If your building is already wired by one of these operators, your landlord has probably told you all about it (it's a money-making scheme for them). If not, see whether your building owner has an exclusive deal with a service provider. If it doesn't, get on the Web and identify operators in your area and see whether they're willing to wire you up.
Right now, these start-ups offer fairly run-of-the-mill service packages including Internet access, telephony and Web hosting, sometimes with systems integration. However, many would ultimately like to offer a range of business applications, joining an already established host of application service providers (ASP).
Existing ASPs, too, are hoping optical networking developments will unleash huge demand for their services. Right now, they are limited in the types of applications they can offer by the availability and price of high-speed connections.

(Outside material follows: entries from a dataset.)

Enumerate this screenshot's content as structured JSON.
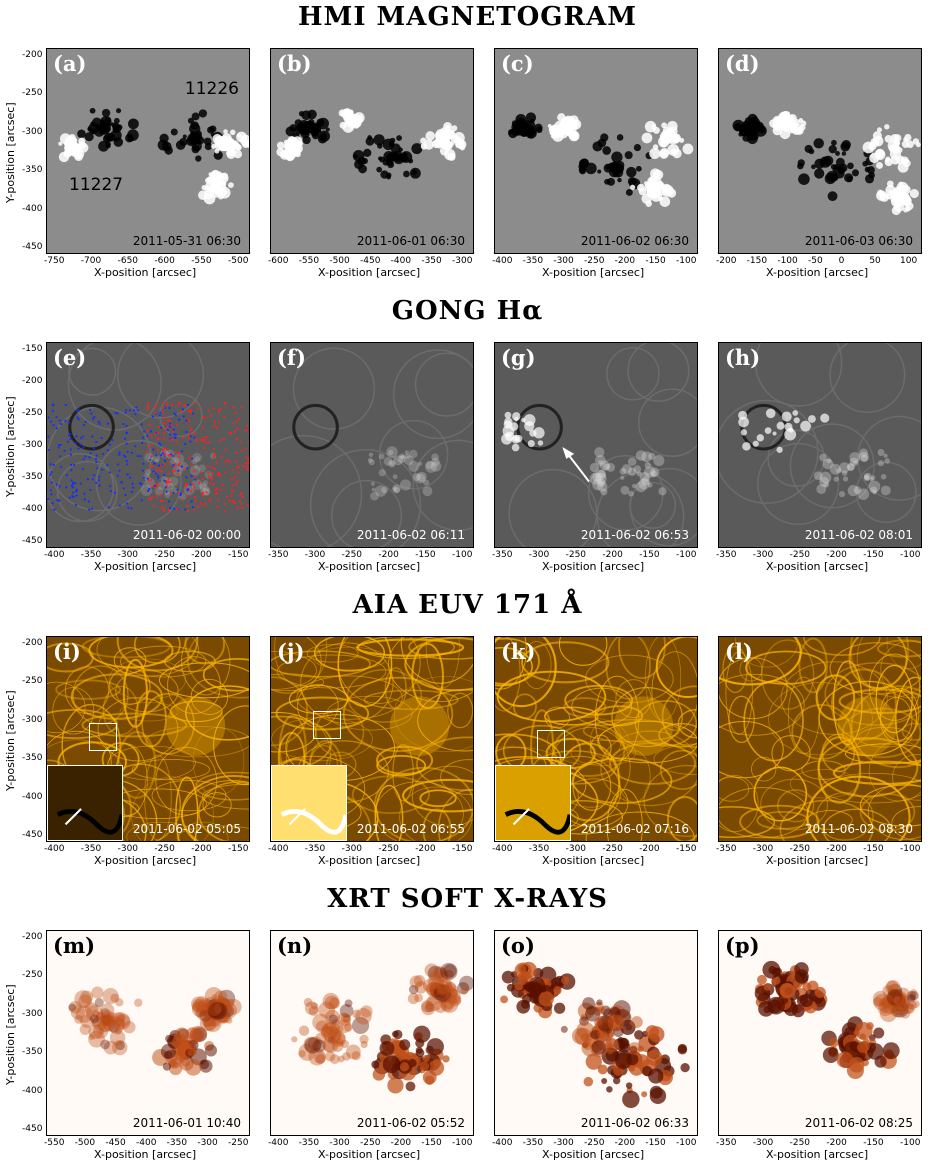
{
  "rows": [
    {
      "title": "HMI MAGNETOGRAM",
      "style": "hmi",
      "ylabel": "Y-position [arcsec]",
      "yticks": [
        "-200",
        "-250",
        "-300",
        "-350",
        "-400",
        "-450"
      ],
      "panels": [
        {
          "label": "(a)",
          "time": "2011-05-31 06:30",
          "xlabel": "X-position [arcsec]",
          "xticks": [
            "-750",
            "-700",
            "-650",
            "-600",
            "-550",
            "-500"
          ],
          "annotations": [
            "11226",
            "11227"
          ]
        },
        {
          "label": "(b)",
          "time": "2011-06-01 06:30",
          "xlabel": "X-position [arcsec]",
          "xticks": [
            "-600",
            "-550",
            "-500",
            "-450",
            "-400",
            "-350",
            "-300"
          ]
        },
        {
          "label": "(c)",
          "time": "2011-06-02 06:30",
          "xlabel": "X-position [arcsec]",
          "xticks": [
            "-400",
            "-350",
            "-300",
            "-250",
            "-200",
            "-150",
            "-100"
          ]
        },
        {
          "label": "(d)",
          "time": "2011-06-03 06:30",
          "xlabel": "X-position [arcsec]",
          "xticks": [
            "-200",
            "-150",
            "-100",
            "-50",
            "0",
            "50",
            "100"
          ]
        }
      ]
    },
    {
      "title": "GONG Hα",
      "style": "gong",
      "ylabel": "Y-position [arcsec]",
      "yticks": [
        "-150",
        "-200",
        "-250",
        "-300",
        "-350",
        "-400",
        "-450"
      ],
      "panels": [
        {
          "label": "(e)",
          "time": "2011-06-02 00:00",
          "xlabel": "X-position [arcsec]",
          "xticks": [
            "-400",
            "-350",
            "-300",
            "-250",
            "-200",
            "-150"
          ]
        },
        {
          "label": "(f)",
          "time": "2011-06-02 06:11",
          "xlabel": "X-position [arcsec]",
          "xticks": [
            "-350",
            "-300",
            "-250",
            "-200",
            "-150",
            "-100"
          ]
        },
        {
          "label": "(g)",
          "time": "2011-06-02 06:53",
          "xlabel": "X-position [arcsec]",
          "xticks": [
            "-350",
            "-300",
            "-250",
            "-200",
            "-150",
            "-100"
          ]
        },
        {
          "label": "(h)",
          "time": "2011-06-02 08:01",
          "xlabel": "X-position [arcsec]",
          "xticks": [
            "-350",
            "-300",
            "-250",
            "-200",
            "-150",
            "-100"
          ]
        }
      ]
    },
    {
      "title": "AIA EUV 171 Å",
      "style": "aia",
      "ylabel": "Y-position [arcsec]",
      "yticks": [
        "-200",
        "-250",
        "-300",
        "-350",
        "-400",
        "-450"
      ],
      "panels": [
        {
          "label": "(i)",
          "time": "2011-06-02 05:05",
          "xlabel": "X-position [arcsec]",
          "xticks": [
            "-400",
            "-350",
            "-300",
            "-250",
            "-200",
            "-150"
          ]
        },
        {
          "label": "(j)",
          "time": "2011-06-02 06:55",
          "xlabel": "X-position [arcsec]",
          "xticks": [
            "-400",
            "-350",
            "-300",
            "-250",
            "-200",
            "-150"
          ]
        },
        {
          "label": "(k)",
          "time": "2011-06-02 07:16",
          "xlabel": "X-position [arcsec]",
          "xticks": [
            "-400",
            "-350",
            "-300",
            "-250",
            "-200",
            "-150"
          ]
        },
        {
          "label": "(l)",
          "time": "2011-06-02 08:30",
          "xlabel": "X-position [arcsec]",
          "xticks": [
            "-350",
            "-300",
            "-250",
            "-200",
            "-150",
            "-100"
          ]
        }
      ]
    },
    {
      "title": "XRT SOFT X-RAYS",
      "style": "xrt",
      "ylabel": "Y-position [arcsec]",
      "yticks": [
        "-200",
        "-250",
        "-300",
        "-350",
        "-400",
        "-450"
      ],
      "panels": [
        {
          "label": "(m)",
          "time": "2011-06-01 10:40",
          "xlabel": "X-position [arcsec]",
          "xticks": [
            "-550",
            "-500",
            "-450",
            "-400",
            "-350",
            "-300",
            "-250"
          ]
        },
        {
          "label": "(n)",
          "time": "2011-06-02 05:52",
          "xlabel": "X-position [arcsec]",
          "xticks": [
            "-400",
            "-350",
            "-300",
            "-250",
            "-200",
            "-150",
            "-100"
          ]
        },
        {
          "label": "(o)",
          "time": "2011-06-02 06:33",
          "xlabel": "X-position [arcsec]",
          "xticks": [
            "-400",
            "-350",
            "-300",
            "-250",
            "-200",
            "-150",
            "-100"
          ]
        },
        {
          "label": "(p)",
          "time": "2011-06-02 08:25",
          "xlabel": "X-position [arcsec]",
          "xticks": [
            "-350",
            "-300",
            "-250",
            "-200",
            "-150",
            "-100"
          ]
        }
      ]
    }
  ],
  "colors": {
    "hmi_bg": "#8c8c8c",
    "gong_bg": "#5a5a5a",
    "aia_bg": "#7a4a00",
    "aia_bright": "#ffb800",
    "xrt_bg": "#fffaf5",
    "xrt_dark": "#5a1000"
  }
}
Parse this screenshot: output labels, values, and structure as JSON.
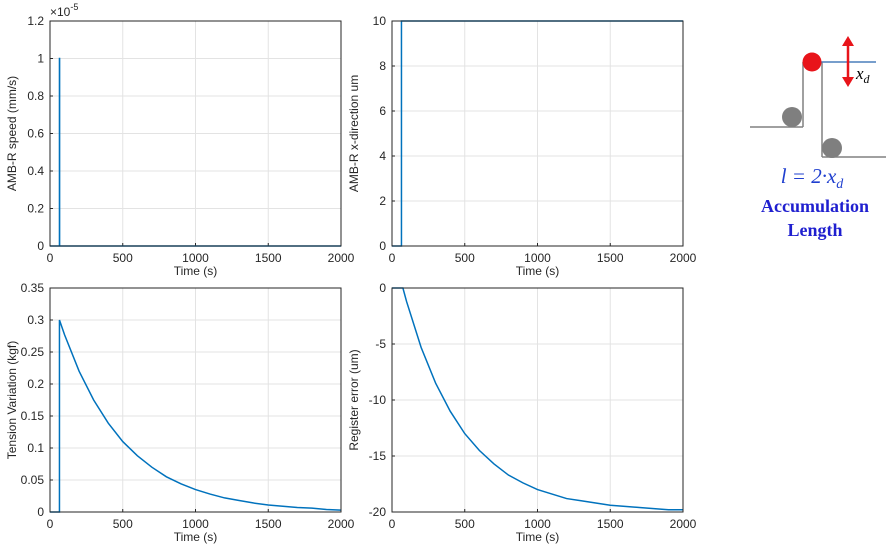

"No doubt, we need more bandwidth. The public network poses a challenge, especially in the metro area, which is a huge choke point," says Amit Jasuja, senior director of system engineering at Corio, an ASP in San Carlos, Calif.
"ASPs have found that running the current generation of business applications over the WAN is problematic," agrees Daniel Sholler, a director at Meta Group, a research firm in Stamford, Conn. "Bigger companies demand quality of service. When they get it, they'll dive in."
Optical networking promises to deliver that quality, in terms of bigger bandwidth pipes and low, predictable delays, at affordable prices. It also promises to deliver phenomenal flexibility, giving you the opportunity to set up and tear down connections almost instantaneously. When this happens, it'll become easy for freelancers and small companies to work together in "virtual" corporations -- the model for the new world economy.